To get to Station #4 we walked back all the way to the other end of the main Tabasco factory building.  This is the blending station.  After the mash has aged for two-three years it is brought here and "blended with vinegar.  The motors visible stir the mix intermittently for two-three weeks and then it is strained.  The skins and seed are sold to other businesses for use in everything from candy to medicine.

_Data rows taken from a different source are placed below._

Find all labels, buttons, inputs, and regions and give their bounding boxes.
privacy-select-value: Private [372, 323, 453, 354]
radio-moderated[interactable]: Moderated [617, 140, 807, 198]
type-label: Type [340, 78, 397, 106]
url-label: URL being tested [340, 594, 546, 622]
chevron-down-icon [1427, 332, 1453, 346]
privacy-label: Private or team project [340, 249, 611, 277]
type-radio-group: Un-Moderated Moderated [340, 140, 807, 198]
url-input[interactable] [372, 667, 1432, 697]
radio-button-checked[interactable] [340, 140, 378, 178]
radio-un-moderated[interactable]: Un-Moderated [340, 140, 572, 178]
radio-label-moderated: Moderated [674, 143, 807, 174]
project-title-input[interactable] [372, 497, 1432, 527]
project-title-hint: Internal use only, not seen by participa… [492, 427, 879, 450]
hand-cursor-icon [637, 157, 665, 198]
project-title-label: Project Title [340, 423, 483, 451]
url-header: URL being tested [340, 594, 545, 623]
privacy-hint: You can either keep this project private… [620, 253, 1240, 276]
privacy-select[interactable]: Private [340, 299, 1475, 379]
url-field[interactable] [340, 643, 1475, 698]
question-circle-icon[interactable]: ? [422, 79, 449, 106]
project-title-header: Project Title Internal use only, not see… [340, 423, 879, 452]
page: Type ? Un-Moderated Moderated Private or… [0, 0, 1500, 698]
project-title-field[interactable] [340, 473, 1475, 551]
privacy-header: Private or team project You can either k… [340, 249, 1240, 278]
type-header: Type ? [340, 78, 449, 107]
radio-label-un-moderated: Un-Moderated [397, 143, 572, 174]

Station #5 , also located in the factory, was a display on Avery Island and it's history.



Pepper pickers in 1903!

Station #6 is the salt mine experience.  Salt evaporated from brine springs on Avery Island since 1791.  In 1862 workers enlarged the springs to produce salt for the Confederacy but at 16 feet they hit solid salt.  They mined salt here until Union forces destroyed the salt works in 1863.  



Station #7 is the bottling line and today we saw a lot of  Tabasco Green Jalapeño Pepper Sauce.  They were bottling various sizes of this today. 


Station #8 is the food, flavors, Tabasco today display.  There were displays of various international foods that are flavored with Tabasco, a map showing the worldwide distribution.








One interesting display here was the history of the Tabasco bottle.  Inventor Edmund McIlhenny originally bottled his condiment for family and friends in used cologne bottles.  When he started commercial production, he ordered new cologne bottles and used them to market Tabasco sauce!


We finished up the tour in the gift shop where many different Tabasco-related items were sold, such as shirts, hats, koozies, etc.  They also have a free tasting bar of all of their sauces as well as new flavors that are being evaluated.  
The tasting bar


Doreen stylin' with some "hot" spectacles

New flavors

Samples of Tabasco-flavored ice cream.  It was really good!!





Tabasco also offers cooking classes and a food tour for an additional charge.  They have a restaurant on site and they also have an extensive Jungle Garden and Bird City, also for an extra charge.  We called it a day and headed back to the campground to prepare for our departure tomorrow.

Doreen did a couple loads of laundry while I fueled the truck and picked up lunch.  We could not leave the area without sampling some of the boudin and cracklin's, local cajun favorites!  Boudin is cooked pork with onions, peppers, seasoning and cooked rice, then stuffed into a casing like sausage.  Cracklin's are fried pieces of pork fat with layers of meat and skin still attached.  They are deep fried and become crispy and golden.  They are sold in meat markets, specialty shops and even gas stations in the area.    
Smoked boudin!  $6.99/lb

Pork cracklin's!  $21.99/lb  Also available in chicken.  I just bought a 1/4 lb bag.

It was kind of overcast all day but later we had some weather roll through that produced some winds and rain.  Nothing terrible
.

So that is a wrap from Duson, LA.  Mission accomplished with the visit to Tabasco!!  Next report from good ol' Biloxi MS!